Grupo armado toma Embaixada de Myanmar em Bangcoc
Bangcoc, 01 (AE-AP) - Uma dezena de jovens rebeldes, armados com fuzis de assalto e granadas de mão, tomaram como reféns diplomatas e estrangeiros nesta sexta-feira (01) dentro da Embaixada de Myanmar em Bangcoc.
Eles exigiam a libertação de todos os prisioneiros políticos de sua terra natal, governada por militares, informaram a polícia local e o grupo.
Há informações de que eles pediram um helicóptero para fugir junto com alguns reféns até a fronteira entre Tailândia e Myanmar, onde o movimento rebelde tem sua base.
Denominando a si mesmos como Vigorosos Estudantes Guerreiros Birmaneses, o grupo desconhecido também exigiu a reunião de um parlamento eleito e o diálogo entre o líder pró-democracia de Myanmar, Aung San Suu Kyi, e os militares.
As exigências faziam parte do conteúdo de um fax enviado a órgãos de imprensa locais e lido pela Associated Press. Segundo o fax, nenhum refém foi ferido. Eles pediam ainda o envio de comida a todos eles.
Três canadenses, três franceses, um norte-americano, um alemão e um pequeno grupo de malaios, cingapurianos e tailandeses estavam entre os reféns, segundo a AsiaWorks, um grupo de mídia local que entrou em contato, por telefone, com um dos estrangeiros dentro da embaixada.

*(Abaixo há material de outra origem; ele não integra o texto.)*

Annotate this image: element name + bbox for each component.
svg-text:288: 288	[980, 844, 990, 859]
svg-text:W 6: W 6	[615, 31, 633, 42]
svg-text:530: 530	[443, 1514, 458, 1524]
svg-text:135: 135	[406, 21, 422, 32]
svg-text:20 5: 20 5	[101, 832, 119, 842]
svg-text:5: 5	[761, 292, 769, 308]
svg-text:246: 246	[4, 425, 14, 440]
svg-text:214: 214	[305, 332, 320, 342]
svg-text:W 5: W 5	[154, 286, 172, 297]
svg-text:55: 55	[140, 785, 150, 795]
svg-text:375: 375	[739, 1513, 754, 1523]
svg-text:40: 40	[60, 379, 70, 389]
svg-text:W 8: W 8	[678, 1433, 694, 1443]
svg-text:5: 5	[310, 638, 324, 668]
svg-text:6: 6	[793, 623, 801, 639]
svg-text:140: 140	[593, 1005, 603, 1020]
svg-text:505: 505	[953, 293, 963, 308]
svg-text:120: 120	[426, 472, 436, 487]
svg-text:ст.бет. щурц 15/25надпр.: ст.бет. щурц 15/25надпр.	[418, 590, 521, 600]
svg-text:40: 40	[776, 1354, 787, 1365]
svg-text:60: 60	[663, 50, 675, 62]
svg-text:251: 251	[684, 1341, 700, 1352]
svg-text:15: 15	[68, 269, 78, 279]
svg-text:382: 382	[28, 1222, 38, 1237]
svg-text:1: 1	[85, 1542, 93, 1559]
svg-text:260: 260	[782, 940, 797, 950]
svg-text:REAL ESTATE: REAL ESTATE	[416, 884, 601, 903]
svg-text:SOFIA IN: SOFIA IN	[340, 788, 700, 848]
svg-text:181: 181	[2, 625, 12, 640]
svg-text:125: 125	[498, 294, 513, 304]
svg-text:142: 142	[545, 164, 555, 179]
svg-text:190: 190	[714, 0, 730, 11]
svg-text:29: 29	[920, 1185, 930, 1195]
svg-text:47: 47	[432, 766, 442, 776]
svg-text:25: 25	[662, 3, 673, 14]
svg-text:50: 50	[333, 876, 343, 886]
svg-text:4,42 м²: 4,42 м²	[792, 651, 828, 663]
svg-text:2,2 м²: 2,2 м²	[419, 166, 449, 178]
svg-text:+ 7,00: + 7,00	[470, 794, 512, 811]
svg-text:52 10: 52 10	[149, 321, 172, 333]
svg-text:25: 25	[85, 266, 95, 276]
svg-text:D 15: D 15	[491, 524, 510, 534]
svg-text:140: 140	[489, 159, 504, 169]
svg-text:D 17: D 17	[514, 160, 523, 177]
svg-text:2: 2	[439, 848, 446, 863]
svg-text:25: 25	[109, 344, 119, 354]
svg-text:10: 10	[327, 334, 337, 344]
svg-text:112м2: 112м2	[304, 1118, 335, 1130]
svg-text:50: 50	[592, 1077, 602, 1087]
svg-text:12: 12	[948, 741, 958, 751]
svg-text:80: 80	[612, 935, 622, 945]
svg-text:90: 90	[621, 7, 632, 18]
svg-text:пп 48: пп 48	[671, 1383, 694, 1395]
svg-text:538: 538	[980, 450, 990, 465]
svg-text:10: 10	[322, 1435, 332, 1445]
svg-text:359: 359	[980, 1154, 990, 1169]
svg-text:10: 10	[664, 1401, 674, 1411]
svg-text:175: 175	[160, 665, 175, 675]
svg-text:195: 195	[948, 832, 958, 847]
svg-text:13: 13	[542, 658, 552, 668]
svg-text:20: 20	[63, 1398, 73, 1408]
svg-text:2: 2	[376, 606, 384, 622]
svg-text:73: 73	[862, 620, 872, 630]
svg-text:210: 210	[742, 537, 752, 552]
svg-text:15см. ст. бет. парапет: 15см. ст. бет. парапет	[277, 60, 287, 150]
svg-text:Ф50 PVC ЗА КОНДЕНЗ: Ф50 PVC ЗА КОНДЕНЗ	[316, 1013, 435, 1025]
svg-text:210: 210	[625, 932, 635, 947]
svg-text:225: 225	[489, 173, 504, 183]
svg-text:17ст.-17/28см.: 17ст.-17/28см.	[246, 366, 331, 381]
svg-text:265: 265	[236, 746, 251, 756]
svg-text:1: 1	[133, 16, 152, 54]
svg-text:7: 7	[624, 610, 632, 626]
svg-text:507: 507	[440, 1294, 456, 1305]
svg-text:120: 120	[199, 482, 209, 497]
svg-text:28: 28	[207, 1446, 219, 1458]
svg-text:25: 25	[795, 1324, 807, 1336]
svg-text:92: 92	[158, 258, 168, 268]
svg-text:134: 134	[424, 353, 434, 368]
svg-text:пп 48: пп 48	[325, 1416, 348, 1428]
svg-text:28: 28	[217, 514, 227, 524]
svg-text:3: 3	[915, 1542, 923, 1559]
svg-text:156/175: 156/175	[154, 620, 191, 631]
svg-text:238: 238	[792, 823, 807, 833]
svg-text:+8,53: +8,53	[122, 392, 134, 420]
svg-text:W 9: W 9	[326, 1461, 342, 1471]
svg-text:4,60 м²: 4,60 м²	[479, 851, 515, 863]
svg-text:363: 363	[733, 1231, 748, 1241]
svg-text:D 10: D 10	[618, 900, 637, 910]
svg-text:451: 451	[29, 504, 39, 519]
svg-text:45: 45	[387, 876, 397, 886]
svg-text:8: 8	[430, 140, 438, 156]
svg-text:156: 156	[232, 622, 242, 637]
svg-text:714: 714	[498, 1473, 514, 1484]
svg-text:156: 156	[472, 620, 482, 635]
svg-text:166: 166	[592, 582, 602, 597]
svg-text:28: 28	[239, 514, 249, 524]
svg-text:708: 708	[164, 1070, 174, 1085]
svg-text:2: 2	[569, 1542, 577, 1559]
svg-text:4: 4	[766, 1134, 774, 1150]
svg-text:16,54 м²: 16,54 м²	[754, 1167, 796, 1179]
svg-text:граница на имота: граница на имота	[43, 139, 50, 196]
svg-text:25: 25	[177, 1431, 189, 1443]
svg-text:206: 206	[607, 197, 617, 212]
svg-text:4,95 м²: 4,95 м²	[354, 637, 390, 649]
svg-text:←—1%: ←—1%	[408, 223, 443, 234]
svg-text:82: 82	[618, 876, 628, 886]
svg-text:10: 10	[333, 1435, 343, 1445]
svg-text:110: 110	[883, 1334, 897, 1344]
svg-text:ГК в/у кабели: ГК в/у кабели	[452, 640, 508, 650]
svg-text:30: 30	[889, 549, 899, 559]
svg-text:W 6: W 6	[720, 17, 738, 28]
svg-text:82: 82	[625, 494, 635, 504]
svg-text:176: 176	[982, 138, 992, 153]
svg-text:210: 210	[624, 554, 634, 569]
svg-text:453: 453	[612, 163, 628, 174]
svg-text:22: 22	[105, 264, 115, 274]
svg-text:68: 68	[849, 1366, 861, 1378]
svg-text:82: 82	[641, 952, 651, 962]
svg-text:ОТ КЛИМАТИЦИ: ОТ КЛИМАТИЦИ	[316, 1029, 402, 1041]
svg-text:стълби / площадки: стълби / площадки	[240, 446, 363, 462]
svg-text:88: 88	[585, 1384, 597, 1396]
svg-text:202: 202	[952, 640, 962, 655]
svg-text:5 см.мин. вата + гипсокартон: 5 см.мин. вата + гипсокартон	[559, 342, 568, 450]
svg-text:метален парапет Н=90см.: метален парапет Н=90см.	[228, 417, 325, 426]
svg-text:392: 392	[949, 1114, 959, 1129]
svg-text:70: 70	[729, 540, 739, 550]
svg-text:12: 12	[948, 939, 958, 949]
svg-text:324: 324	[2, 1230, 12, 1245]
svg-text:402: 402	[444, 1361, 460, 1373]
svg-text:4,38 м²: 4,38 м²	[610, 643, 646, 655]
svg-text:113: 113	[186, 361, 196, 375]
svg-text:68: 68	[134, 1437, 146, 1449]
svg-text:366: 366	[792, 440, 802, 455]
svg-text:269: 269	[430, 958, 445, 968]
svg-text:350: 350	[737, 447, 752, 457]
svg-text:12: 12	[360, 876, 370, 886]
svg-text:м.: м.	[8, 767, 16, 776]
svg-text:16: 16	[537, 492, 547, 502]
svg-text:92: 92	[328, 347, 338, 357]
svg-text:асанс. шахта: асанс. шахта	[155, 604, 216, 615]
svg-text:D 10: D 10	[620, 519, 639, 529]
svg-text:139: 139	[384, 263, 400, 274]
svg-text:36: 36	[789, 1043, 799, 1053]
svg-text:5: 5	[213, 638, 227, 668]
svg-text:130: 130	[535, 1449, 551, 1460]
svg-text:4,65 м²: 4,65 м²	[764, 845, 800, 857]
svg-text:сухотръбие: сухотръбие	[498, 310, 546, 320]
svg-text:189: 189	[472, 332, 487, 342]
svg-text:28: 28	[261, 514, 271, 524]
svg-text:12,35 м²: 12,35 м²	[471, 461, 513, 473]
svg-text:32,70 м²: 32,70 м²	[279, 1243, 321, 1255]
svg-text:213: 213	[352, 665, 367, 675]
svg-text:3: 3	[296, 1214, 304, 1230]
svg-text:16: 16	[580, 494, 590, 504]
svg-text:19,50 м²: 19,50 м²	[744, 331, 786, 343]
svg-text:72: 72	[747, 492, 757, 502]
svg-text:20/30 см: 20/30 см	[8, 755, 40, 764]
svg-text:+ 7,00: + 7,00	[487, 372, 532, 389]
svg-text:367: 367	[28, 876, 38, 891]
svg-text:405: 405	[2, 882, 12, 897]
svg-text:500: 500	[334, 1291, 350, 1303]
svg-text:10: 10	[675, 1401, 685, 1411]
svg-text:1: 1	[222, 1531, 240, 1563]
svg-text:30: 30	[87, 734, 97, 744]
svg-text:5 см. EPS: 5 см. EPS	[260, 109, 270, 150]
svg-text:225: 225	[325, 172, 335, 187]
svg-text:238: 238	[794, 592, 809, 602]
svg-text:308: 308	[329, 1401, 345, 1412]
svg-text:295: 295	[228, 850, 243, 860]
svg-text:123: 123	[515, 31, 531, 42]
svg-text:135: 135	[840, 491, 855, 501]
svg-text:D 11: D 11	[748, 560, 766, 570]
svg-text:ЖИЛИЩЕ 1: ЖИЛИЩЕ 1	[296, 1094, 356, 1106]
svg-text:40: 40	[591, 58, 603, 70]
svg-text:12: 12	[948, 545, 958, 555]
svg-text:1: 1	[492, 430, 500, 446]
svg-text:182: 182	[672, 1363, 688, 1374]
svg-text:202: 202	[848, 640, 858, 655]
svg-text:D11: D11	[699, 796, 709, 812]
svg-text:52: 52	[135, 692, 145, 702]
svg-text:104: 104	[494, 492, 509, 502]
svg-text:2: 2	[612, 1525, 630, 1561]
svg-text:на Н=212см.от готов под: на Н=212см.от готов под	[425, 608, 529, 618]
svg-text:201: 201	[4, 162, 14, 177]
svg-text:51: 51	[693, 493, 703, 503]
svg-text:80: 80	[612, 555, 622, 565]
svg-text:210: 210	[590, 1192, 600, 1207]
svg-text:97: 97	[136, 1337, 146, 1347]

Mas autoridades tailandesas informaram que o número de estrangeiros dentro da embaixada era oito, sendo três franceses, dois malaios, um canadense, um cingapuriano e um japonês, além de pelo menos cinco tailandeses. É provável que os estrangeiros estivessem na embaixada para obter visto.
"Se os (militares) não atenderam às nossas exigências, eles são totalmente responsáveis pelas consequências desta ação", dizia o comunicado, escrito em inglês.